Tuesday, November 03, 2009

Day 44 (Round IV) "In the trenches": program-notes edition

OK, this is crunch week. Between the emotional melt-downs and the procedural brain-lock and the fires going off on my desk and exploding every time I open the laptop, there's not really much time to think, much less blog. So, bootlegging from responses to a former student's email interview, here are some thoughts about program notes--and why you might choose to use or not use them:

1) Do you like having program notes in programs when you are an audience member?

It depends on the repertoire. If it is unfamiliar to me, then yes, I appreciate context, history, biography, functional information. I am less interested in those sorts of notes that focus primarily upon musical construction or compositional form: as a historian, I am more interested in the "where did it come from?" questions

2) Do you read them? If so, when (before the concert starts, as it goes, afterwards, etc.)?

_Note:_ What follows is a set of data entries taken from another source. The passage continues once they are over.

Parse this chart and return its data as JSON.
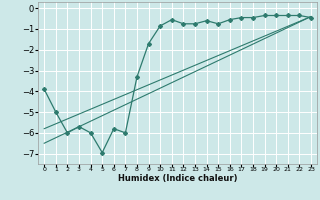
{
  "xlabel": "Humidex (Indice chaleur)",
  "ylabel": "",
  "bg_color": "#cde8e8",
  "line_color": "#2e7b6e",
  "grid_color": "#ffffff",
  "xlim": [
    -0.5,
    23.5
  ],
  "ylim": [
    -7.5,
    0.3
  ],
  "yticks": [
    0,
    -1,
    -2,
    -3,
    -4,
    -5,
    -6,
    -7
  ],
  "xticks": [
    0,
    1,
    2,
    3,
    4,
    5,
    6,
    7,
    8,
    9,
    10,
    11,
    12,
    13,
    14,
    15,
    16,
    17,
    18,
    19,
    20,
    21,
    22,
    23
  ],
  "data_x": [
    0,
    1,
    2,
    3,
    4,
    5,
    6,
    7,
    8,
    9,
    10,
    11,
    12,
    13,
    14,
    15,
    16,
    17,
    18,
    19,
    20,
    21,
    22,
    23
  ],
  "data_y": [
    -3.9,
    -5.0,
    -6.0,
    -5.7,
    -6.0,
    -6.95,
    -5.8,
    -6.0,
    -3.3,
    -1.7,
    -0.85,
    -0.55,
    -0.75,
    -0.75,
    -0.6,
    -0.75,
    -0.55,
    -0.45,
    -0.45,
    -0.35,
    -0.35,
    -0.35,
    -0.35,
    -0.45
  ],
  "line1_x": [
    0,
    23
  ],
  "line1_y": [
    -6.5,
    -0.4
  ],
  "line2_x": [
    0,
    23
  ],
  "line2_y": [
    -5.8,
    -0.4
  ]
}
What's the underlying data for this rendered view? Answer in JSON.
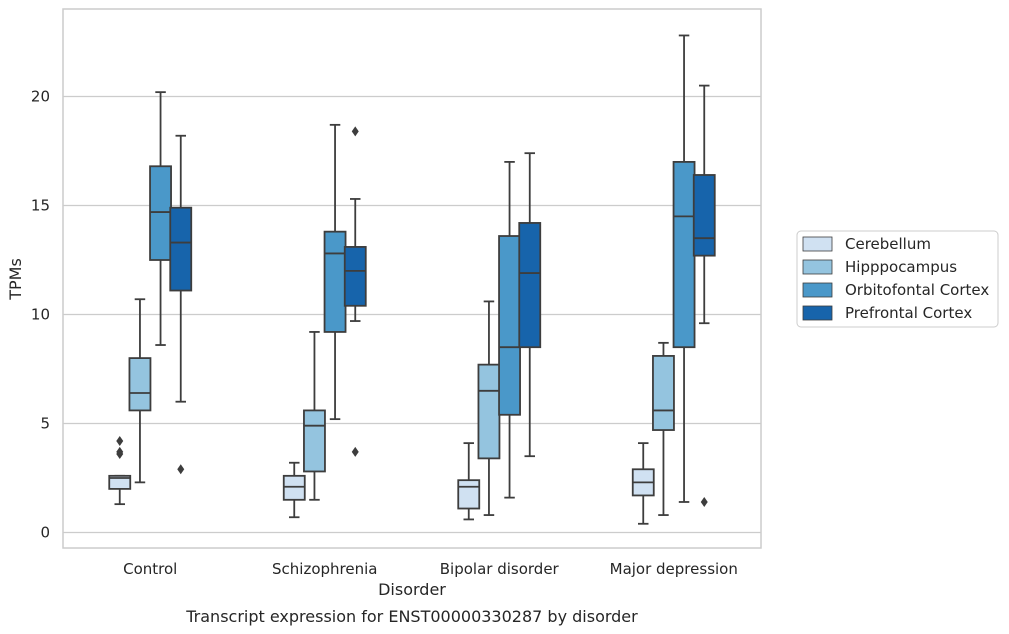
{
  "chart_data": {
    "type": "box",
    "xlabel": "Disorder",
    "ylabel": "TPMs",
    "caption": "Transcript expression for ENST00000330287 by disorder",
    "categories": [
      "Control",
      "Schizophrenia",
      "Bipolar disorder",
      "Major depression"
    ],
    "ylim": [
      -0.6,
      24.0
    ],
    "yticks": [
      0,
      5,
      10,
      15,
      20
    ],
    "grid": true,
    "legend_position": "right",
    "series": [
      {
        "name": "Cerebellum",
        "color": "#d0e1f2",
        "boxes": [
          {
            "whisker_low": 1.3,
            "q1": 2.0,
            "median": 2.5,
            "q3": 2.6,
            "whisker_high": 2.6,
            "outliers": [
              3.6,
              3.7,
              4.2
            ]
          },
          {
            "whisker_low": 0.7,
            "q1": 1.5,
            "median": 2.1,
            "q3": 2.6,
            "whisker_high": 3.2,
            "outliers": []
          },
          {
            "whisker_low": 0.6,
            "q1": 1.1,
            "median": 2.1,
            "q3": 2.4,
            "whisker_high": 4.1,
            "outliers": []
          },
          {
            "whisker_low": 0.4,
            "q1": 1.7,
            "median": 2.3,
            "q3": 2.9,
            "whisker_high": 4.1,
            "outliers": []
          }
        ]
      },
      {
        "name": "Hipppocampus",
        "color": "#94c4df",
        "boxes": [
          {
            "whisker_low": 2.3,
            "q1": 5.6,
            "median": 6.4,
            "q3": 8.0,
            "whisker_high": 10.7,
            "outliers": []
          },
          {
            "whisker_low": 1.5,
            "q1": 2.8,
            "median": 4.9,
            "q3": 5.6,
            "whisker_high": 9.2,
            "outliers": []
          },
          {
            "whisker_low": 0.8,
            "q1": 3.4,
            "median": 6.5,
            "q3": 7.7,
            "whisker_high": 10.6,
            "outliers": []
          },
          {
            "whisker_low": 0.8,
            "q1": 4.7,
            "median": 5.6,
            "q3": 8.1,
            "whisker_high": 8.7,
            "outliers": []
          }
        ]
      },
      {
        "name": "Orbitofontal Cortex",
        "color": "#4a98c9",
        "boxes": [
          {
            "whisker_low": 8.6,
            "q1": 12.5,
            "median": 14.7,
            "q3": 16.8,
            "whisker_high": 20.2,
            "outliers": []
          },
          {
            "whisker_low": 5.2,
            "q1": 9.2,
            "median": 12.8,
            "q3": 13.8,
            "whisker_high": 18.7,
            "outliers": []
          },
          {
            "whisker_low": 1.6,
            "q1": 5.4,
            "median": 8.5,
            "q3": 13.6,
            "whisker_high": 17.0,
            "outliers": []
          },
          {
            "whisker_low": 1.4,
            "q1": 8.5,
            "median": 14.5,
            "q3": 17.0,
            "whisker_high": 22.8,
            "outliers": []
          }
        ]
      },
      {
        "name": "Prefrontal Cortex",
        "color": "#1764ab",
        "boxes": [
          {
            "whisker_low": 6.0,
            "q1": 11.1,
            "median": 13.3,
            "q3": 14.9,
            "whisker_high": 18.2,
            "outliers": [
              2.9
            ]
          },
          {
            "whisker_low": 9.7,
            "q1": 10.4,
            "median": 12.0,
            "q3": 13.1,
            "whisker_high": 15.3,
            "outliers": [
              3.7,
              18.4
            ]
          },
          {
            "whisker_low": 3.5,
            "q1": 8.5,
            "median": 11.9,
            "q3": 14.2,
            "whisker_high": 17.4,
            "outliers": []
          },
          {
            "whisker_low": 9.6,
            "q1": 12.7,
            "median": 13.5,
            "q3": 16.4,
            "whisker_high": 20.5,
            "outliers": [
              1.4
            ]
          }
        ]
      }
    ]
  }
}
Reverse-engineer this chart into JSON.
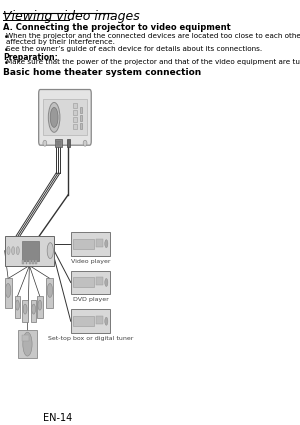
{
  "page_bg": "#ffffff",
  "title_text": "Viewing video images",
  "section_a_title": "A. Connecting the projector to video equipment",
  "bullet1a": "When the projector and the connected devices are located too close to each other, the projected image may be",
  "bullet1b": "affected by their interference.",
  "bullet2": "See the owner’s guide of each device for details about its connections.",
  "prep_label": "Preparation:",
  "prep_bullet": "Make sure that the power of the projector and that of the video equipment are turned off.",
  "subsection_title": "Basic home theater system connection",
  "device_labels": [
    "Video player",
    "DVD player",
    "Set-top box or digital tuner"
  ],
  "page_number": "EN-14",
  "cable_color": "#333333",
  "device_fc": "#d8d8d8",
  "device_ec": "#666666",
  "proj_fc": "#e4e4e4",
  "rcv_fc": "#d5d5d5"
}
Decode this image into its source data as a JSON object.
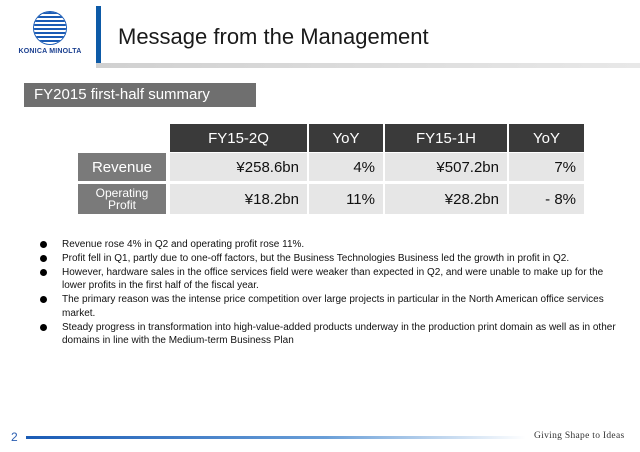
{
  "logo": {
    "text": "KONICA MINOLTA"
  },
  "title": "Message from the Management",
  "section_label": "FY2015 first-half summary",
  "table": {
    "headers": [
      "FY15-2Q",
      "YoY",
      "FY15-1H",
      "YoY"
    ],
    "rows": [
      {
        "label": "Revenue",
        "values": [
          "¥258.6bn",
          "4%",
          "¥507.2bn",
          "7%"
        ]
      },
      {
        "label_line1": "Operating",
        "label_line2": "Profit",
        "values": [
          "¥18.2bn",
          "11%",
          "¥28.2bn",
          "- 8%"
        ]
      }
    ]
  },
  "bullets": [
    "Revenue rose 4% in Q2 and operating profit rose 11%.",
    "Profit fell in Q1, partly due to one-off factors, but the Business Technologies Business led the growth in profit in Q2.",
    "However, hardware sales in the office services field were weaker than expected in Q2, and were unable to make up for the lower profits in the first half of the fiscal year.",
    "The primary reason was the intense price competition over large projects in particular in the North American office services market.",
    "Steady progress in transformation into high-value-added products underway in the production print domain as well as in other domains in line with the Medium-term Business Plan"
  ],
  "footer": {
    "page_number": "2",
    "tagline": "Giving Shape to Ideas"
  },
  "colors": {
    "brand_blue": "#0d5aa7",
    "header_dark": "#3a3a3a",
    "label_gray": "#7a7a7a",
    "cell_gray": "#e6e6e6"
  }
}
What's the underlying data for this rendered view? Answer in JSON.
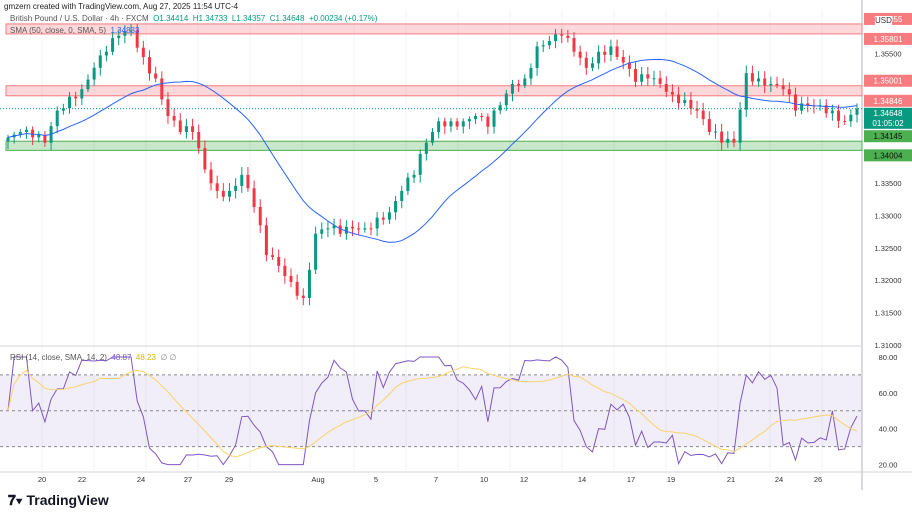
{
  "attribution": "gmzern created with TradingView.com, Aug 27, 2025 11:54 UTC-4",
  "symbol": "British Pound / U.S. Dollar · 4h · FXCM",
  "ohlc": {
    "o": "O1.34414",
    "h": "H1.34733",
    "l": "L1.34357",
    "c": "C1.34648",
    "chg": "+0.00234 (+0.17%)"
  },
  "sma_legend": {
    "label": "SMA (50, close, 0, SMA, 5)",
    "value": "1.34833"
  },
  "rsi_legend": {
    "label": "RSI (14, close, SMA, 14, 2)",
    "rsi": "48.87",
    "sma": "48.23",
    "extra": "∅ ∅"
  },
  "currency": "USD",
  "logo": "TradingView",
  "colors": {
    "up": "#089981",
    "down": "#f23645",
    "sma": "#2962ff",
    "rsi": "#7e57c2",
    "rsi_ma": "#f7d36a",
    "resistance": "#f77c80",
    "support": "#4caf50"
  },
  "chart_data": {
    "type": "candlestick",
    "price_axis": {
      "ticks": [
        "1.35500",
        "1.33500",
        "1.33000",
        "1.32500",
        "1.32000",
        "1.31500",
        "1.31000"
      ],
      "range": [
        1.31,
        1.3617
      ]
    },
    "x_ticks": [
      "20",
      "22",
      "24",
      "27",
      "29",
      "Aug",
      "5",
      "7",
      "10",
      "12",
      "14",
      "17",
      "19",
      "21",
      "24",
      "26"
    ],
    "closes": [
      1.34204,
      1.34287,
      1.34204,
      1.34122,
      1.34617,
      1.34832,
      1.34947,
      1.35278,
      1.35526,
      1.35773,
      1.35856,
      1.35443,
      1.35113,
      1.34534,
      1.34287,
      1.34287,
      1.33709,
      1.33378,
      1.33378,
      1.33626,
      1.3313,
      1.32387,
      1.32222,
      1.31974,
      1.31726,
      1.32717,
      1.328,
      1.32717,
      1.328,
      1.328,
      1.32965,
      1.33048,
      1.33378,
      1.33626,
      1.34122,
      1.34452,
      1.34452,
      1.34452,
      1.34534,
      1.34369,
      1.347,
      1.3503,
      1.35113,
      1.35608,
      1.35691,
      1.35773,
      1.35526,
      1.35278,
      1.35526,
      1.35608,
      1.3536,
      1.35063,
      1.35113,
      1.3503,
      1.34865,
      1.34782,
      1.34617,
      1.34287,
      1.34122,
      1.34122,
      1.35195,
      1.35113,
      1.3503,
      1.34947,
      1.34617,
      1.347,
      1.347,
      1.34617,
      1.34452,
      1.34648
    ],
    "zones": [
      {
        "kind": "resistance",
        "top": "1.35955",
        "bottom": "1.35801"
      },
      {
        "kind": "resistance",
        "top": "1.35001",
        "bottom": "1.34846"
      },
      {
        "kind": "support",
        "top": "1.34145",
        "bottom": "1.34004"
      }
    ],
    "last": {
      "price": "1.34648",
      "countdown": "01:05:02"
    },
    "rsi": {
      "ticks": [
        "80.00",
        "60.00",
        "40.00",
        "20.00"
      ],
      "bands": [
        70,
        30
      ],
      "range": [
        17,
        85
      ]
    }
  }
}
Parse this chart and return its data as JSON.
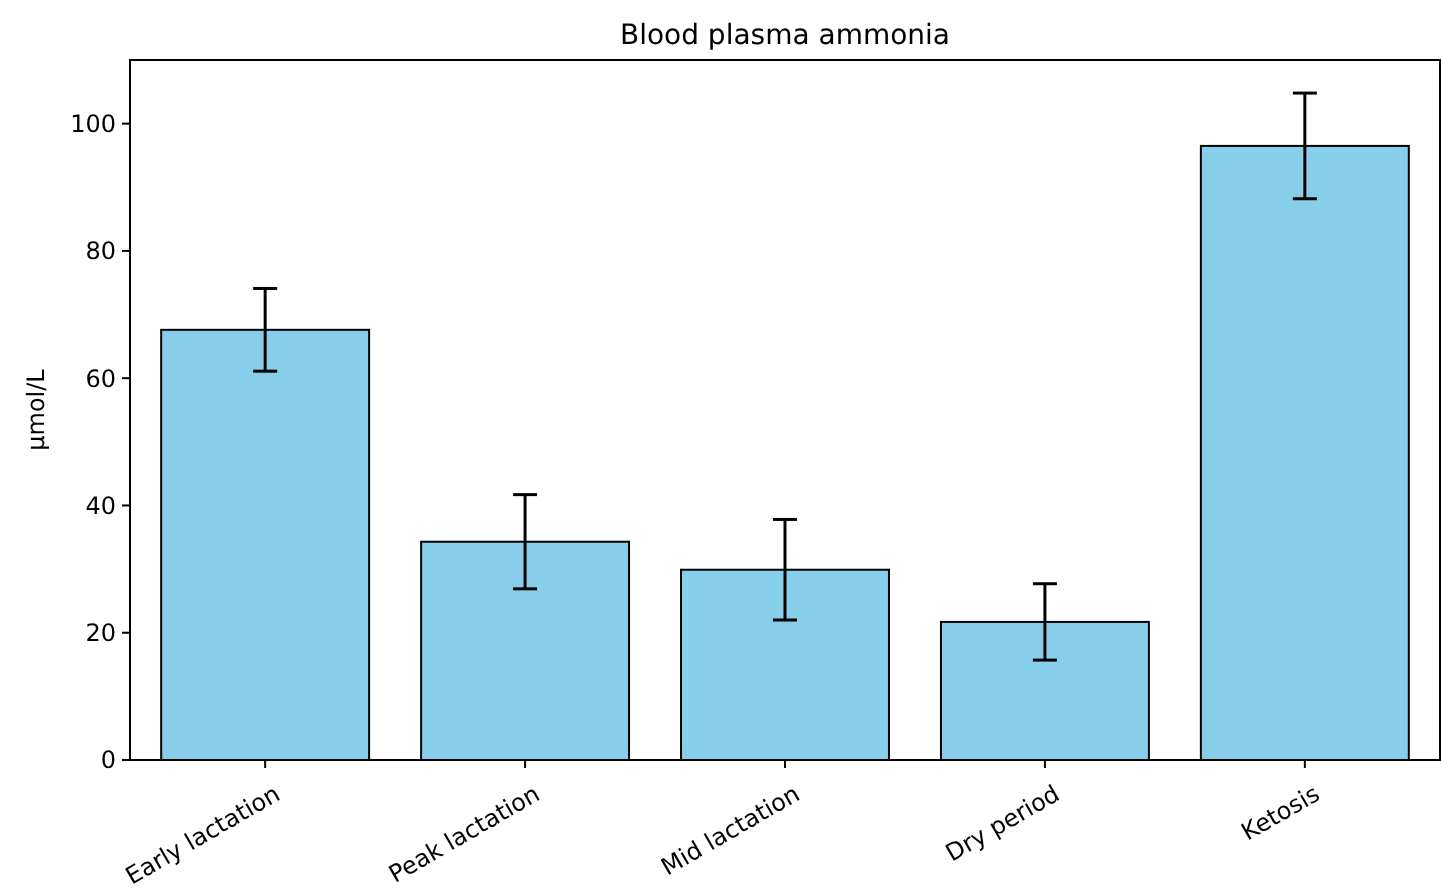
{
  "chart_data": {
    "type": "bar",
    "title": "Blood plasma ammonia",
    "ylabel": "µmol/L",
    "categories": [
      "Early lactation",
      "Peak lactation",
      "Mid lactation",
      "Dry period",
      "Ketosis"
    ],
    "values": [
      67.6,
      34.3,
      29.9,
      21.7,
      96.5
    ],
    "errors": [
      6.5,
      7.4,
      7.9,
      6,
      8.3
    ],
    "color": "#87ceeb",
    "ylim": [
      0,
      110
    ],
    "yticks": [
      0,
      20,
      40,
      60,
      80,
      100
    ]
  }
}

Always. Usually before--I have a low tolerance for waiting. During a concert, I would hope that the performer would be sufficiently riveting that I would not wish to look away from the stage.

3) What is the point of program notes? Who are they for?

Seems to me it varies. But what they *should* do, and who they *should* address, is any or all members of the audience whose enjoyment and emotional response to the music might be heightened by a better understanding of the music's original contexts, participants, settings, and/or function.

4) Who should write them? The performer of the concert? The composer? An outside scholar/musicologist?

Depends on the repertoire. If the composer is alive and available, I would certainly be interested to hear her/his thoughts. Absent that, any competent performer should be able to write effective program notes. If a performer does not have the knowledge and the writing skill to articulate content/background/intent, then I believe that performer has some skills still to learn.

5) What kinds of information do you think belong in program notes? What kinds of things should NOT be included?

See above, #1. In addition, I think that texted music, especially if in unfamiliar languages, should have notes which at least synopsize if they do not literally translate those texts. On the other hand, too-extensive a set of translations can cause some audience members to look at the text rather than the stage; to avoid this, I will often use synopses, so that audience members can follow the text/narrative as they watch the performance.

6) Are there any situations where you think a program note is absolutely essential?

See #5 above--and especially if either the languages or repertoires being employed are unfamiliar to the audience. If music is about communication, and there is a language barrier, notes can help bridge that gap.

7) Are there any situations where you think a program note is absolutely inappropriate?

Perhaps not "inappropriate", but less necessary and in fact cumbersome: In any situation in which the performers can simply *address the audience*--and I would include in that *most concert repertoires*--notes become much less important. I would submit that performers should be able to speak extemporaneously, knowledgably, and engagingly about the music they're playing, just as they should be able to write about it in the same fashion. If a performer cannot speak (or write) in this fashion about the music s/he is playing, I believe there are some skills still to be learned.